A rendere più interessante l'avanzamento, però, troveremo come anticipato un piatto narrativo piuttosto ricco. Da una parte, leggendo i molti documenti sparsi nelle ambientazioni, faremo luce sulle ossessionate paure xenofobe di una razza che ha più tratti in comune con gli umani di quanti immaginassimo. Terrore e sospetto per il “diverso da se” sono un tema attuale quanto mai, che Bioware declina con la sua solita, partecipe eleganza. Ma anche senza scomodare l'interessante approfondimento sul “folklore” di Mass Effect, le sequenze finali del DLC sono da non perdere.
Di fatto, servono davvero come “cerniera” fra la trama di Mass Effect 2 e quella del prossimo capitolo, e ci danno una chiara idea di cosa aspettarci. Inoltre, alla fine dell'avvenutura, saremo chiamati a fare una scelta importante, gravosa. Peccato soltanto che si collochi all'interno di una schermaglia tutta politica, e che per affrontarne (forse) le conseguenze si debba di aspettare proprio il terzo capitolo: manca un po' la partecipe apprensione dei sacrifici fatti nel primo capitolo, manca dunque il pathos e la compartecipazione.

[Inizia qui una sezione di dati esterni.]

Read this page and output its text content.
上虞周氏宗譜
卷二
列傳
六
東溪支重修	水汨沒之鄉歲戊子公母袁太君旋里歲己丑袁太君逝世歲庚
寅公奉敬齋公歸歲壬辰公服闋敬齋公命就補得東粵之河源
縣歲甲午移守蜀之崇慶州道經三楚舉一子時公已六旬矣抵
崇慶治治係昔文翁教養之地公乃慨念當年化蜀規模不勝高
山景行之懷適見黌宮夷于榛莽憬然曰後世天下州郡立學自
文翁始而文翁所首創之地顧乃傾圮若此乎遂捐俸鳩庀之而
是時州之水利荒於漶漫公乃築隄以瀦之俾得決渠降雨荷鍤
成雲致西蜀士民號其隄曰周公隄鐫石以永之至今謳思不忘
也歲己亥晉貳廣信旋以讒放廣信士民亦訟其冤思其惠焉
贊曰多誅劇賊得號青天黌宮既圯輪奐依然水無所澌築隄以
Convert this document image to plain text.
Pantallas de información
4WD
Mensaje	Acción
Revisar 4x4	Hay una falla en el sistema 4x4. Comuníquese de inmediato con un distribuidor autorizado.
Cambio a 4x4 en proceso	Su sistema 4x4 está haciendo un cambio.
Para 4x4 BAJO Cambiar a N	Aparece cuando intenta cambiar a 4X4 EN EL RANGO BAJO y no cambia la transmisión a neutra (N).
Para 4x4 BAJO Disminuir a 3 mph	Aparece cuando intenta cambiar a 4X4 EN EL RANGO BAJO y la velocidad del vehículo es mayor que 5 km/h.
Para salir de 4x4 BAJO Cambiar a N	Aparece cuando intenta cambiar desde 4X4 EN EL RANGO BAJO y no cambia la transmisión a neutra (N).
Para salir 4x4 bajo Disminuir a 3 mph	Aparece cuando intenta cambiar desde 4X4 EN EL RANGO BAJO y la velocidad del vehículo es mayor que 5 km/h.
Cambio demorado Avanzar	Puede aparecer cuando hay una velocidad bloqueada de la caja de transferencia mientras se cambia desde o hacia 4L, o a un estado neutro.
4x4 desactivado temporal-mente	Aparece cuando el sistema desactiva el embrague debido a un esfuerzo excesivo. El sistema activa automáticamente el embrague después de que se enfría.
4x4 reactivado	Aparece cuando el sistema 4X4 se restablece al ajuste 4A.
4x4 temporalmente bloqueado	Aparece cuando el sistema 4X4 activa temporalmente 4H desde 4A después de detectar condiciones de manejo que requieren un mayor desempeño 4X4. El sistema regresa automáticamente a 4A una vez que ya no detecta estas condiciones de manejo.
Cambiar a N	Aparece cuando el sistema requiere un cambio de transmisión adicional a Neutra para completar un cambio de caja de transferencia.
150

In linea di massima, comunque, Avvento propone una progressione comunque gradevole. La scelta di non sconvolgere troppo le dinamiche di gioco, come invece era accaduto per altri DLC, ci pare opportuna proprio nella misura in cui si tratta di un vero e proprio “season finale”, ma forse si sarebbe potuto lavorare di più sulla struttura delle nuove locazioni, o sulla difficoltà generale. Allo stato attuale dei fatti, l'Add-On è notevole solo dal punto di vista narrativo (e “politico”), e propone invece un'esperienza standardizzata per quel che riguarda l'azione vera e propria.

Mass Effect 2 L'acquisto di Avvento è consigliato agli irriducibili Fan di Mass Effect, che non vedono l'ora di scoprire qualche dettaglio in più su quello che ci aspetta, riuscendo magari ad accumulare qualche dettaglio che possa fare un po' di luce sugli avvenimenti presentati nel Trailer Ufficiale. Se vi siete fatti rapire dalla complessità dell'universo messo in piedi da Bioware, questo è un DLC da non perdere, soprattutto per la qualità della trama e per la presenza di tanti documenti che ci presentano le strane, ossessive introspezioni della razza Batarian. Diversamente, potreste anche soprassedere, consapevoli del fatto che le prime informazioni sul terzo capitolo non tarderanno ad invadere la rete.